Absurdo é não mudar, quando necessário, o que pode ser mudado. Os órgãos estatais são criados para cumprir determinada função, em benefício da sociedade à qual pertencem. Se não estão cumprindo o esperado pela sociedade, devem ser aprimorados e mudados, sob pena de perderem credibilidade, legitimidade e passarem para a história como um estorvo ao desenvolvimento do país.
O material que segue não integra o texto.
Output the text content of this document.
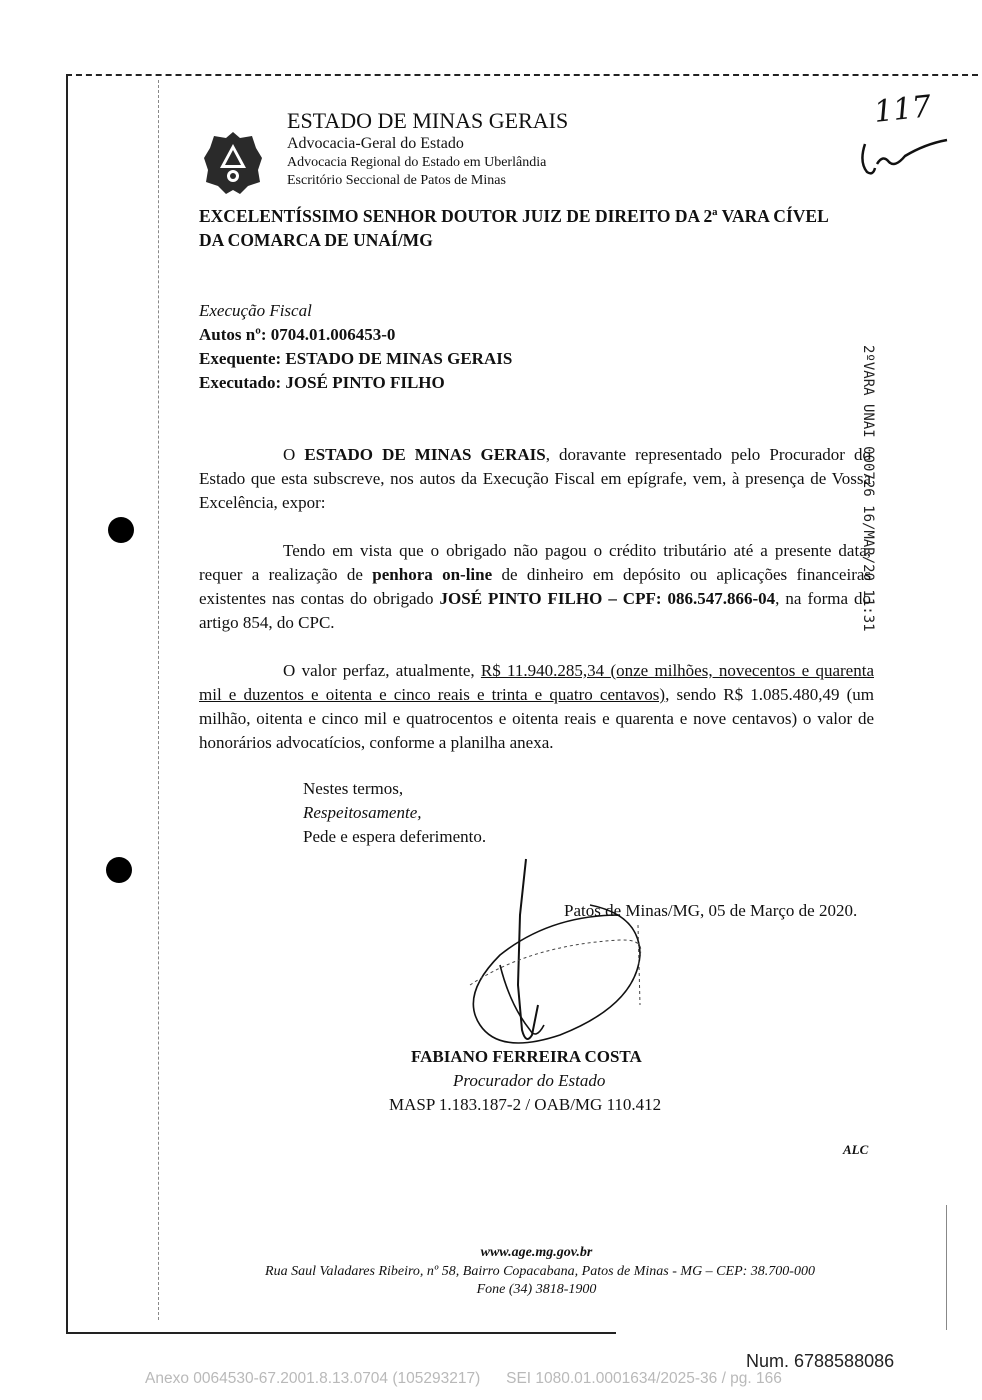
ESTADO DE MINAS GERAIS
Advocacia-Geral do Estado
Advocacia Regional do Estado em Uberlândia
Escritório Seccional de Patos de Minas
117
EXCELENTÍSSIMO SENHOR DOUTOR JUIZ DE DIREITO DA 2ª VARA CÍVEL
DA COMARCA DE UNAÍ/MG
Execução Fiscal
Autos nº: 0704.01.006453-0
Exequente: ESTADO DE MINAS GERAIS
Executado: JOSÉ PINTO FILHO	2ºVARA UNAI 000726 16/MAR/20 11:31
O ESTADO DE MINAS GERAIS, doravante representado pelo Procurador do Estado que esta subscreve, nos autos da Execução Fiscal em epígrafe, vem, à presença de Vossa Excelência, expor:
Tendo em vista que o obrigado não pagou o crédito tributário até a presente data, requer a realização de penhora on-line de dinheiro em depósito ou aplicações financeiras existentes nas contas do obrigado JOSÉ PINTO FILHO – CPF: 086.547.866-04, na forma do artigo 854, do CPC.
O valor perfaz, atualmente, R$ 11.940.285,34 (onze milhões, novecentos e quarenta mil e duzentos e oitenta e cinco reais e trinta e quatro centavos), sendo R$ 1.085.480,49 (um milhão, oitenta e cinco mil e quatrocentos e oitenta reais e quarenta e nove centavos) o valor de honorários advocatícios, conforme a planilha anexa.
Nestes termos,
Respeitosamente,
Pede e espera deferimento.
Patos de Minas/MG, 05 de Março de 2020.
FABIANO FERREIRA COSTA
Procurador do Estado
MASP 1.183.187-2 / OAB/MG 110.412
ALC
www.age.mg.gov.br
Rua Saul Valadares Ribeiro, nº 58, Bairro Copacabana, Patos de Minas - MG – CEP: 38.700-000
Fone (34) 3818-1900
Num. 6788588086
Anexo 0064530-67.2001.8.13.0704 (105293217)      SEI 1080.01.0001634/2025-36 / pg. 166
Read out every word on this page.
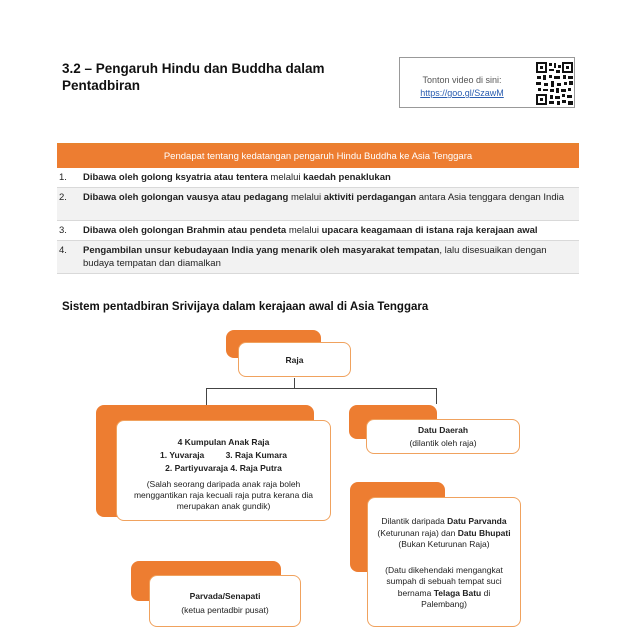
3.2 – Pengaruh Hindu dan Buddha dalam Pentadbiran	Tonton video di sini:
https://goo.gl/SzawM
Pendapat tentang kedatangan pengaruh Hindu Buddha ke Asia Tenggara
1.	Dibawa oleh golong ksyatria atau tentera melalui kaedah penaklukan
2.	Dibawa oleh golongan vausya atau pedagang melalui aktiviti perdagangan antara Asia tenggara dengan India
3.	Dibawa oleh golongan Brahmin atau pendeta melalui upacara keagamaan di istana raja kerajaan awal
4.	Pengambilan unsur kebudayaan India yang menarik oleh masyarakat tempatan, lalu disesuaikan dengan budaya tempatan dan diamalkan
Sistem pentadbiran Srivijaya dalam kerajaan awal di Asia Tenggara
Raja
4 Kumpulan Anak Raja
1. Yuvaraja	3. Raja Kumara
2. Partiyuvaraja 4. Raja Putra
(Salah seorang daripada anak raja boleh menggantikan raja kecuali raja putra kerana dia merupakan anak gundik)
Datu Daerah
(dilantik oleh raja)
Dilantik daripada Datu Parvanda (Keturunan raja) dan Datu Bhupati (Bukan Keturunan Raja)
(Datu dikehendaki mengangkat sumpah di sebuah tempat suci bernama Telaga Batu di Palembang)
Parvada/Senapati
(ketua pentadbir pusat)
Os poderes concedidos aos agentes dos órgãos estatais para cumprir suas funções não podem ser empecilhos para mudanças.

Temos o importante exemplo do Reino Unido, formado pela Inglaterra, Gales, Escócia e Irlanda do Norte, nações historicamente conservadoras, que, em 2005, num quadro de grande dificuldade política, pela necessidade de concerto entre as quatro nações, reformulou e criou uma nova Suprema Corte, composta por 12 juízes, com turmas julgadoras de cinco, sete ou nove juízes, a depender da importância e da complexidade do caso, para melhor atender as incontornáveis exigências de urgência e eficiência judicial do mundo moderno.

Concluindo, seguem pontos essenciais para enfrentamento do problema: a) transferência da competência constitucional recursal do STF aos tribunais superiores, visando à conclusão de todos os processos subjetivos na terceira instância, no máximo; b) manutenção do controle de constitucionalidade somente pela via concentrada (leis e jurisprudências); c) redução (para poucas centenas) dos processos que o STF deve julgar anualmente; d) regulação detalhada, com prazos certos e fiscalizáveis, dos casos excepcionais de decisão monocrática e pedidos de vista; e e) descentralização no procedimento de nomeação dos ministros do STF.

O Brasil precisa desesperadamente desta boa mudança no STF. A sociedade precisa cobrar dos parlamentares avanços neste sentido. A elite jurídica precisa liderar, promover debates, apresentando críticas e soluções. O Parlamento precisa vencer a ruinosa omissão, com urgência, para o bem do Brasil.